正社員に絞ってみると、有効求人倍率は1.02倍となっており、安定した雇用を望む求職者が増えていることが明確に読み取れます。企業側がこれに応じた採用方針を採ることは、長期的な人材の定着と育成につながります。従来の非正規雇用から、待遇の良い正規雇用へとシフトすることで、企業の人材力は安定し、離職率の低下にもつながると考えられます。求職者の多くが安心して働ける職場を探している今、企業は募集段階から長期的なキャリアパスを明確に提示する必要があります。

採用担当者にとって求人票の内容は、単なる情報提供にとどまらず、「企業の顔」としての役割を担っています。仕事内容を単に箇条書きで示すのではなく、具体的な一日の業務の流れや職場の雰囲気、社員の声などを交えて記載することで、応募者にとっての心理的ハードルを下げることができます。
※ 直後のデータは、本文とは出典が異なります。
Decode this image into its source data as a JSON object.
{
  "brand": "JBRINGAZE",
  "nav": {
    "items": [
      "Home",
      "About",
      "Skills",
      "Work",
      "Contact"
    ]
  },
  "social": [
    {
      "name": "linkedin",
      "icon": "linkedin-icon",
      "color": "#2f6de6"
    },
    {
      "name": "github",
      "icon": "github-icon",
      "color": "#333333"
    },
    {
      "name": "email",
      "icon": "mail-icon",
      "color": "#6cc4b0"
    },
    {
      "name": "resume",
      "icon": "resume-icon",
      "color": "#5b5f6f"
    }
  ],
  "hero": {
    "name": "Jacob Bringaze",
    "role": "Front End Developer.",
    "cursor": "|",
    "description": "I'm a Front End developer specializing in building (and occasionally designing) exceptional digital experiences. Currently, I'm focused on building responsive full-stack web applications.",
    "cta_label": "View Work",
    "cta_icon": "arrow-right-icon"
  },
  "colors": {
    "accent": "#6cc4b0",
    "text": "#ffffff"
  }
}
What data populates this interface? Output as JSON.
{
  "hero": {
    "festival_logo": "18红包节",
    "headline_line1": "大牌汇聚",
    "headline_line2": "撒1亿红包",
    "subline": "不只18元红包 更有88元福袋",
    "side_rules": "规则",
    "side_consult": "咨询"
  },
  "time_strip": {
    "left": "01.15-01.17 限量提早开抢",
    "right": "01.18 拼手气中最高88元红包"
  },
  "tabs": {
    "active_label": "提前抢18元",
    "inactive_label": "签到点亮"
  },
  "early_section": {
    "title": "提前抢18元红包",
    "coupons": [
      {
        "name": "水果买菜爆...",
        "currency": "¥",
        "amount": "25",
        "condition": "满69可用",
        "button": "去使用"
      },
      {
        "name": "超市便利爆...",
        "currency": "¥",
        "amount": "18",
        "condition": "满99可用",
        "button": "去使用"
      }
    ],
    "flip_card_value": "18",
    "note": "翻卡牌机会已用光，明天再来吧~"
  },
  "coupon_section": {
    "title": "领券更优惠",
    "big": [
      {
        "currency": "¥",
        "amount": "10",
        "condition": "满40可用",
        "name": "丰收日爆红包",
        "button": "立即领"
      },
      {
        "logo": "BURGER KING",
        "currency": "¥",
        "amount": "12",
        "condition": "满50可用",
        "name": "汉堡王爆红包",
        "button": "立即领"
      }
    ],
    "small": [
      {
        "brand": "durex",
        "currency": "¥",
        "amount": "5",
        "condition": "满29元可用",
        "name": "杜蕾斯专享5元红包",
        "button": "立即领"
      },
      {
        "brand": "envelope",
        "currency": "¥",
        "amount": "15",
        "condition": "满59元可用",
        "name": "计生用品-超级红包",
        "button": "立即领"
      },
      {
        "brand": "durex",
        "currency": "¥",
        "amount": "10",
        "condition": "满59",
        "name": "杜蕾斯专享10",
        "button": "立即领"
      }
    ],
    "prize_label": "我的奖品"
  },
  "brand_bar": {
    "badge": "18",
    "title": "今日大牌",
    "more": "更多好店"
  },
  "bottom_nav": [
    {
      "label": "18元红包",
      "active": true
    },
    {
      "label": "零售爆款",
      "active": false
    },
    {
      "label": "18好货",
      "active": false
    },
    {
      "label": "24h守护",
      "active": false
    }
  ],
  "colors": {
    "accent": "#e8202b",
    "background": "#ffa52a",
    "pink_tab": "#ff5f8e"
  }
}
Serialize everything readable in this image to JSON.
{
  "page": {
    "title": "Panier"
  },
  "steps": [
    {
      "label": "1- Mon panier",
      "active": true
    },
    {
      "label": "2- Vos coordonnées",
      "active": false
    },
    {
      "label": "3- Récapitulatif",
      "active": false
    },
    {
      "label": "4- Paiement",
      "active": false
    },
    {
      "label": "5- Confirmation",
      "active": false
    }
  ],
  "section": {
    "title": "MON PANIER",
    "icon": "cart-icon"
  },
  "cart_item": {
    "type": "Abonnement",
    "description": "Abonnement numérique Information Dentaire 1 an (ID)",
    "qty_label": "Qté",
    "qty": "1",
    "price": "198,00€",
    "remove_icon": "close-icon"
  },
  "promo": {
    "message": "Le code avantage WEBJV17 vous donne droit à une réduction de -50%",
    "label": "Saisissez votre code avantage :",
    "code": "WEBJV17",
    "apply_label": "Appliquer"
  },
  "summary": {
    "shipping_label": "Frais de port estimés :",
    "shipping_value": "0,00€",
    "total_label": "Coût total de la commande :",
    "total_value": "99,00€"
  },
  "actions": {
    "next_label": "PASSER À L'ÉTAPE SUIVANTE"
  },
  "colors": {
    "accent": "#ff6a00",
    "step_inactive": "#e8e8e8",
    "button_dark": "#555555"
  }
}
特に若年層にとっては、業務内容だけでなく「働く意義」や「成長のビジョン」を感じられるかどうかが、応募するか否かの重要な分岐点となります。

地域別に見ると、県内でも有効求人倍率にはばらつきがあり、川越市や所沢市などの都市部では1.3倍前後の高い倍率を記録しているのに対し、秩父市や北部地域では1.0倍を下回るエリアも存在します。これは、採用戦略においてエリア特性を考慮した柔軟な対応が必要であることを示唆しています。企業は採用エリアを広げたり、通勤支援や転居支援制度を整備することで、広範囲からの人材確保を可能にする仕組みを構築することが効果的です。また、テレワークやフレックス勤務制度の導入も、特に都市部での採用競争を勝ち抜くための有効な施策となるでしょう。

一方で、65歳以上の求職者数が前年同月比で3.8%増加している点も見逃せません。高齢者の就業意欲は年々高まっており、健康で意欲のある高年齢者の活用は、企業の人手不足解消に大きな力となります。ただし、体力的な負担や働き方の柔軟性を配慮した職務設計が不可欠であり、例えば短時間勤務制度の導入や作業負担の軽減策を講じることで、シニア層にとっても働きやすい職場づくりが可能となります。

離職理由については、依然として自己都合によるものが大半を占めており、職場環境のミスマッチが大きな課題として残っています。採用担当者は応募者との接点段階から、職場の実情をできるだけ丁寧に説明し、期待と現実のギャップを最小限にする努力が求められます。さらに、入社後のフォロー体制や、メンター制度、キャリア相談の機会を設けることで、職場に早期に定着しやすい環境づくりが可能となります。

求人情報の発信においても、単にハローワークや求人媒体に頼るのではなく、自社のホームページやSNSを活用して職場の魅力を発信する姿勢が重要です。社員インタビューや業務風景の動画、1日のスケジュール紹介などを通じて、求職者が「ここで働いてみたい」と感じる情報を提供することが、応募の動機付けに直結します。特に若年層はSNSを通じて企業をリサーチする傾向が強いため、採用広報においてもブランディングの視点が不可欠です。

以上のように、埼玉県の令和7年4月の求人倍率1.18倍という数値は、単なる統計ではなく、企業が今後の採用戦略を見直すべき重要なシグナルです。人材確保は経営課題の一部であり、単なる人員補充ではなく、将来的な成長を見据えた戦略的投資として位置付ける必要があります。採用の成功とは、人を集めることだけではなく、組織に根付き、活躍し続ける人材をいかに育てていけるかにかかっています。採用担当者は、求人倍率というデータを正しく読み解き、自社にとって最適な人材を引き寄せるための方針を日々更新し続ける姿勢が求められています。